美優『…わかりました、じゃあ週末ですね』


P「ああ、じゃあな」

ガチャッ……ツー ツー…



ザァァァァァァァァァァァァァ……

予報通り、週末は強い雨になった。

時間より早く来て君を待つ

美優「すみません…遅れちゃいましたか?」

P「いや、俺が早いだけだよ」

美優「そうですか…あの、話って…」

P「ちゃんと聞いててくれ」

自然と鼓動が速くなる




P「俺は君と別れようと思う」




美優「…どう、して……?なんで…なんですか……?…どうして……?」


P「俺はもう、君のことを愛していないんだ。
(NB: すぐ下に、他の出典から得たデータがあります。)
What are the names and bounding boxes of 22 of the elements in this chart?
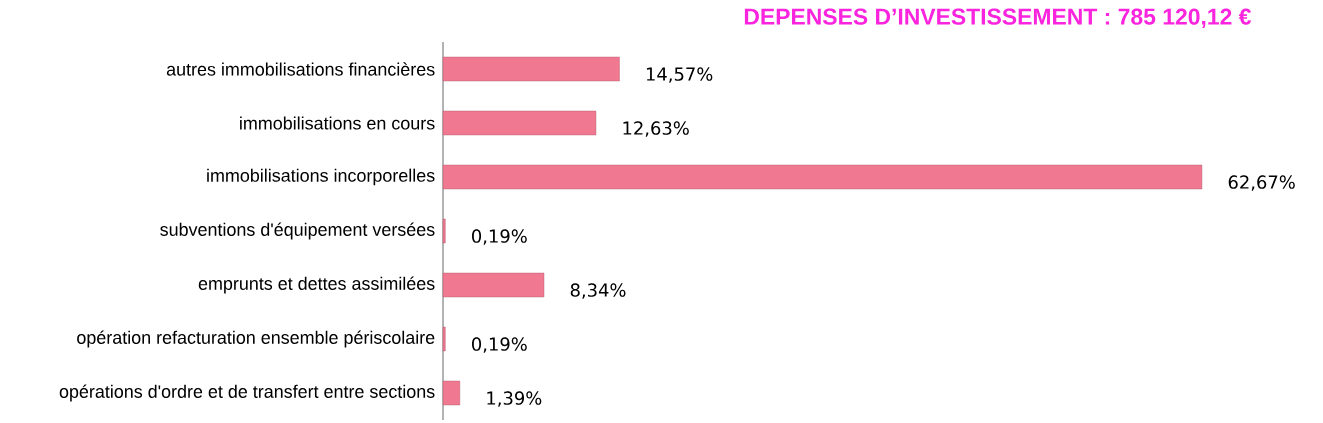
bar bbox=[442, 110, 597, 136]
data-label: 0,19% bbox=[472, 337, 527, 353]
chart-title: DEPENSES D’INVESTISSEMENT : 785 120,12 € bbox=[744, 8, 1252, 29]
y-tick-label: emprunts et dettes assimilées bbox=[198, 276, 435, 294]
data-label: 0,19% bbox=[472, 229, 527, 245]
bar bbox=[442, 164, 1203, 190]
y-tick-label: opérations d'ordre et de transfert entre sections bbox=[59, 384, 435, 402]
y-tick-label: opération refacturation ensemble périscolaire bbox=[77, 330, 435, 348]
bar bbox=[442, 380, 461, 406]
data-label: 12,63% bbox=[623, 121, 689, 137]
bar bbox=[442, 56, 620, 82]
y-tick-label: subventions d'équipement versées bbox=[160, 222, 435, 240]
data-label: 1,39% bbox=[487, 391, 542, 407]
y-tick-label: immobilisations en cours bbox=[240, 116, 435, 130]
data-label: 8,34% bbox=[570, 283, 626, 299]
data-label: 14,57% bbox=[646, 67, 713, 83]
bar bbox=[442, 272, 545, 298]
data-label: 62,67% bbox=[1228, 175, 1295, 191]
bar bbox=[442, 326, 446, 352]
y-tick-label: immobilisations incorporelles bbox=[207, 168, 435, 186]
y-tick-label: autres immobilisations financières bbox=[166, 62, 435, 76]
bar bbox=[442, 218, 446, 244]
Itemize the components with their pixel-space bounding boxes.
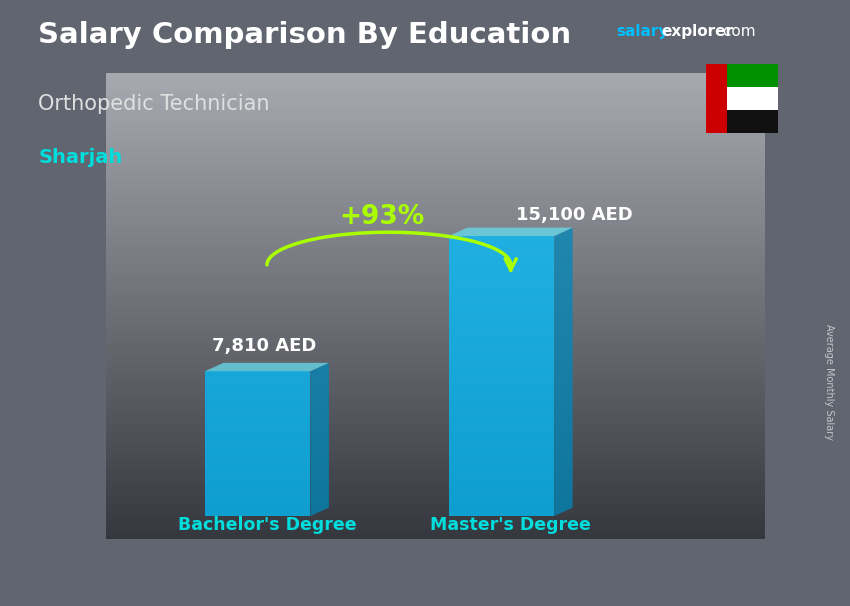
Polygon shape	[205, 371, 310, 516]
Text: explorer: explorer	[661, 24, 734, 39]
Polygon shape	[449, 236, 554, 516]
Text: Sharjah: Sharjah	[38, 148, 122, 167]
Polygon shape	[310, 363, 329, 516]
Text: 15,100 AED: 15,100 AED	[516, 207, 632, 224]
Polygon shape	[554, 228, 573, 516]
Text: Salary Comparison By Education: Salary Comparison By Education	[38, 21, 571, 49]
Polygon shape	[727, 64, 778, 87]
Text: Average Monthly Salary: Average Monthly Salary	[824, 324, 834, 440]
Text: 7,810 AED: 7,810 AED	[212, 337, 316, 355]
Polygon shape	[727, 110, 778, 133]
Text: Orthopedic Technician: Orthopedic Technician	[38, 94, 269, 114]
Text: Bachelor's Degree: Bachelor's Degree	[178, 516, 356, 534]
Text: +93%: +93%	[340, 204, 425, 230]
Polygon shape	[449, 228, 573, 236]
Text: .com: .com	[718, 24, 756, 39]
Polygon shape	[706, 64, 727, 133]
Polygon shape	[727, 87, 778, 110]
Text: Master's Degree: Master's Degree	[430, 516, 591, 534]
Polygon shape	[205, 363, 329, 371]
Text: salary: salary	[616, 24, 669, 39]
もう君から心が離れてしまったんだ」


美優「なん、で…?…私の、何が気に入らないんですか……?」


P「君は悪くない、俺が悪いんだ。俺の心が移り変わっただけだ」


美優「そん、なの……納得するわけ…ないじゃないですか……何があったんですか……?」


目に涙が溢れ、今にもこぼれてしまいそうになって、言葉が途切れるたび小さな嗚咽が聞こえる。


P「ずっとずっと俺は自分のことしか考えないでいた、
だから最後に心の奥から言いたい」


P「ごめんよ、そしてありがとう」


そう言った後、君を背にして帰る。
離れていくたび、君の嗚咽混じりの泣き声は雨の音に掻き消されていった。


ザァァァァァァァァァァァァァ…


雨の中傘をさして歩いていく、君との思い出の場所を歩いて行くたび心に何かが込み上げてくる。



込み上げてくるものは心のダムを越え、涙と嗚咽となって溢れ出た。



P「ああああぁぁぁぁぁぁぁぁぁぁぁぁぁぁぁぁぁぁぁ!!!」



人目も気にせずに泣いていた、雨の強い日に。

すごく短いですがこれでおしまいです。